Onda de despejos obrigou Espanha a mudar a lei
O rebentar da bolha imobiliária em plena crise financeira levou a que milhares de famílias espanholas fossem despejadas das suas casas. Os números eram assustadores. Só nos primeiros seis meses de 2012, de acordo com o Conselho Geral de Poder Judicial (CGJP), as autoridades realizaram, em média, 517 despejos por dia. E os bancos ficaram nesse ano com as casas de 30 mil famílias. Na altura, a Lei Hipotecária em vigor era de 1946, criada num contexto social económico muito diferente. Era pouco flexível e não tinha em conta os problemas gerados no mercado imobiliário, com a queda dos preços e a espiral de falências de imobiliárias e construtoras.
Entre 2012 e 2013 houve mais de 20 casos de suicídios relacionados com os despejos e multiplicaram--se os protestos nas ruas das diferentes cidades espanholas. Ante os suicídios e as manifestações, algumas entidades bancárias, como Kutxabank ou Caja Laboral, decidiram parar os despejos. Em algumas ocasiões foram os próprios vizinhos dos endividados que conseguiram impedir os despejos, apesar do forte aparato policial. Mas a lei continuava na mesma.

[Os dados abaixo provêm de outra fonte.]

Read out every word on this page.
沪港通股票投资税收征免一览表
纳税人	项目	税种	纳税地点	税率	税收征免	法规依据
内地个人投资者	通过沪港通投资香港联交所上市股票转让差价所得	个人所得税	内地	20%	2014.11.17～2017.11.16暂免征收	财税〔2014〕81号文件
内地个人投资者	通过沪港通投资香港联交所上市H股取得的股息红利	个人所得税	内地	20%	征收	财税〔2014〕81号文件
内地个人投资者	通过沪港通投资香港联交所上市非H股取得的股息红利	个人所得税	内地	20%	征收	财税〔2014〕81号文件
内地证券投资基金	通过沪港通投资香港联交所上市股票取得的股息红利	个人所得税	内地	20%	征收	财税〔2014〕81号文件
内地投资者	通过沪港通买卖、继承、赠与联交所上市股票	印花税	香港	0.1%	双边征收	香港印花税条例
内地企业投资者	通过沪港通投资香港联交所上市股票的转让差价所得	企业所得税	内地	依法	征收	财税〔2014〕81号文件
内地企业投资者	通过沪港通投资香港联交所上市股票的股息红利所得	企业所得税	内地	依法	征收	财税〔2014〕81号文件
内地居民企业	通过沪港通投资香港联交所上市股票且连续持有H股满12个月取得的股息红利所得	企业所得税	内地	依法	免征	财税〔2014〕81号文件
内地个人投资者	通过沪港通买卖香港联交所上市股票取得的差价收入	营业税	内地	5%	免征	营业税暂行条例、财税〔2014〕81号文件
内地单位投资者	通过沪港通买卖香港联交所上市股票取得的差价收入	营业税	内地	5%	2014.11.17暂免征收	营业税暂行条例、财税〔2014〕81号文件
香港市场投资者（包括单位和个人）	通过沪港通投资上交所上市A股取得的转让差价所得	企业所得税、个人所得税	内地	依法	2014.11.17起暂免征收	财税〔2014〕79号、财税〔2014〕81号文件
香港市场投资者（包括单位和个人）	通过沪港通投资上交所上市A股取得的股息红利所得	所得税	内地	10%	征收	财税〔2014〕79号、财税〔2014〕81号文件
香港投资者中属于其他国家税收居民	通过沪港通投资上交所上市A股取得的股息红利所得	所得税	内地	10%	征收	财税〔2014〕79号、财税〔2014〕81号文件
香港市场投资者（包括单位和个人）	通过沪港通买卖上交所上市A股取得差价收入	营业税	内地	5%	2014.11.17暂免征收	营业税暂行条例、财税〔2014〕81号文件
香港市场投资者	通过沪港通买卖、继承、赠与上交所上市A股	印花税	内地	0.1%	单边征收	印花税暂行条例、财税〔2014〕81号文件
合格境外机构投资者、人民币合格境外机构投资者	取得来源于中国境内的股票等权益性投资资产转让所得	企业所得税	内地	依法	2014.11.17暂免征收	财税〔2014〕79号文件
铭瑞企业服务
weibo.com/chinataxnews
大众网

Houve um caso, o do marroquino Mohamed Aziz, que marcou um antes e um depois. Em 2011 foi notificado para abandonar a sua casa em Martorell (Barcelona) por falta de pagamento do empréstimo bancário. O seu advogado e o juiz lograram vencer o sistema com procedimentos legais e travar o processo, ao mesmo tempo que enviaram o caso para o Tribunal Europeu de Luxemburgo. Dois anos depois, em março de 2013, a justiça europeia considerou que as normas espanholas não respeitavam a diretiva comunitária sobre a proteção dos consumidores. Com esta sentença e o aumento da pressão social, o governo de Mariano Rajoy viu-se obrigado a modificar a lei. A nova legislação foi feita a correr e sem ouvir todas as partes. E não foi suficiente.
Com a nova lei, se as pessoas despejadas considerarem que a cláusula contratual é abusiva, podem opor-se e suspender a execução do despejo até os tribunais resolverem a questão. Os juízes passaram a ter esse poder até então inexistente. À luz da nova lei, os bancos só podem considerar o contrato vencido ao fim de três prestações em falta, quando até aí o podiam fazer logo que se falhava uma prestação; permite a dação em pagamento em alguns casos e retoca o código de boas práticas para os bancos. Os juros pelo atraso no pagamento desceram de um máximo de 30% até 12%.
O resultado está à vista: nos primeiros três meses deste ano, o número de despejos caiu 11,6% em relação ao mesmo período do ano anterior, totalizando 16 688. Na Cantábria, País Basco e Madrid a descida foi superior ao 20%. Mas mesmo com as mudanças estabelecidas na nova lei e com resultados mais positivos, Bruxelas não está totalmente satisfeita com a legislação espanhola e continua preocupada com as cláusulas abusivas que podem prejudicar os consumidores. Segundo a Amnistia Internacional (baseado nos dados do Banco de Espanha), entre 2012 e junho de 2014 houve em Espanha 97 577 execuções hipotecárias. Quer dizer, perto de cem mil famílias perderam o seu lugar de residência habitual. A Comissão Europeia já pediu este ano ao governo que adapte a sua lei de despejos à Europa.
Os despejos foram uma das faces mais mediáticas da contestação social durante a crise económica em Espanha. Foram muitos os movimentos e as plataformas que saíram à rua em defesa dos despejados. Um desses movimentos acabou por se transformar num partido político - o Podemos. Desde a sua constituição como nova força política (janeiro 2014), o Podemos tem como bandeira a defesa de uma casa digna para todos e tem-se colocado ao lado de quem não consegue pagar os seus empréstimos à habitação. Nas eleições regionais de 2015 apresentou mesmo no programa eleitoral uma lei de emergência contra os despejos para poder pará-los quando existe boa-fé nos devedores que não pagam por problemas económicos. Propôs igualmente a dação em pagamento retroativa.
A presidente da Câmara Municipal de Barcelona, a ex-ativista Ada Colau, é outra das grandes lutadoras contra os despejos e fez dessa luta a sua primeira promessa eleitoral. Mas, um ano depois à frente do governo local, foram contabilizados um total de 340 despejos.